Last night was the Spring concert at my daughter's school. I do not look forward to sitting side by side, with parent upon parent, in uncomfortable metal chairs. I do not relish sitting in a hot and crowded gymnasium for over an hour. But when those little people take the stage, I am utterly captivated. I stare, and giggle, and grin. I would jump up and down and clap my hands if it were at all appropriate. I love the way that their personalities, peek out, shine out, and bust out all over the place. Unlike adults who have learned to conceal what they are thinking, children's emotions are right out there, whether they like it or not. 

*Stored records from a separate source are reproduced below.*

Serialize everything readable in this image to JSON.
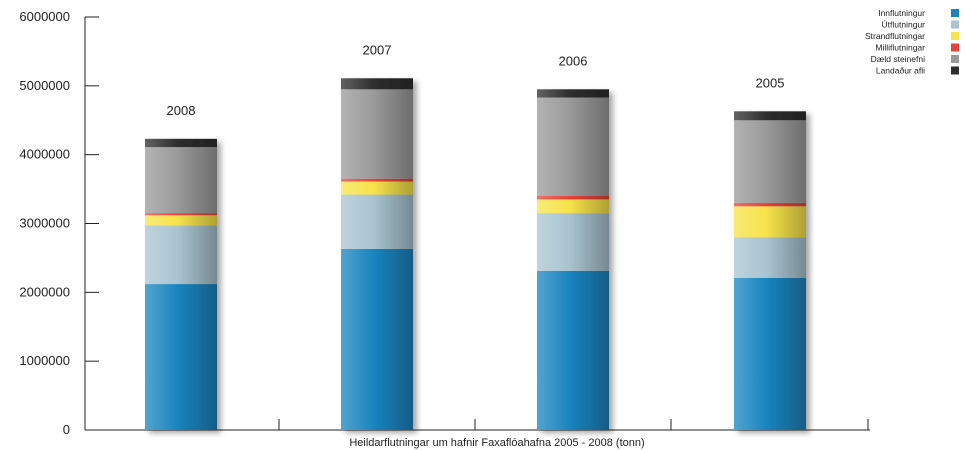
{
  "chart_data": {
    "type": "bar",
    "stacked": true,
    "categories": [
      "2008",
      "2007",
      "2006",
      "2005"
    ],
    "series": [
      {
        "name": "Innflutningur",
        "color": "#1a84bf",
        "values": [
          2120000,
          2630000,
          2310000,
          2210000
        ]
      },
      {
        "name": "Útflutningur",
        "color": "#a9c4d0",
        "values": [
          850000,
          790000,
          840000,
          590000
        ]
      },
      {
        "name": "Strandflutningar",
        "color": "#f7e34a",
        "values": [
          150000,
          190000,
          200000,
          450000
        ]
      },
      {
        "name": "Milliflutningar",
        "color": "#e8423a",
        "values": [
          30000,
          40000,
          50000,
          50000
        ]
      },
      {
        "name": "Dæld steinefni",
        "color": "#9a9a9a",
        "values": [
          960000,
          1300000,
          1430000,
          1200000
        ]
      },
      {
        "name": "Landaður afli",
        "color": "#2e2e2e",
        "values": [
          120000,
          160000,
          120000,
          130000
        ]
      }
    ],
    "ylim": [
      0,
      6000000
    ],
    "yticks": [
      0,
      1000000,
      2000000,
      3000000,
      4000000,
      5000000,
      6000000
    ],
    "ytick_labels": [
      "0",
      "1000000",
      "2000000",
      "3000000",
      "4000000",
      "5000000",
      "6000000"
    ],
    "title": "",
    "xlabel": "Heildarflutningar um hafnir Faxaflóahafna  2005 - 2008 (tonn)",
    "ylabel": "",
    "grid": false,
    "legend": "top-right"
  }
}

I will admit to being partial to the girls over the boys. With a few notable exceptions, they just have more going on. There is that girl on the left who stands perpetually with her arms crossed. She was born the oldest, destined to be 30 and disapproving. There is the blond in the ponytail who just. feels. pretty. There is a girl on the top tier who would be shouting, "look at me!!!" if she thought she could get away with it, and one near the middle who is thinking about her clothes and barely moves her lips. 
There are a few boys with a jaunty spirit, or clownish attitude, but mostly I just can't tell by the blank stares what is going on in those little heads. Perhaps it is because I myself am female, and have only a daughter. My husband assures me that mostly they are thinking about sports. 
"All the time?" surely not!
"Pretty much," he assures me.
Better to be a girl. 
My own daughter walks on to the stage with only self-consciousness on her face. She wears it like a responsibility.  She faces the audience, visibly calms herself, and looks for me. Then she smiles, and I am grinning back at her, staring at my beautiful daughter as if it would save my life. She like me best at times like this. Only when looking at me is it safe to smile. I spare a glance for the rest of her class. I see her not-so-secret crush. He is looking dapper in a button down shirt with the collar askew. I know that she has noticed. Her best friend is beside her, in a similar sundress and sandals. I am sure that this was planned. They look like summer standing there, all golden and pink. 
I wonder briefly if any other the other parents feel the way I do, that we are privy to some crowd of intimate secrets. But then my daughter smiles at me, and that is all that matters.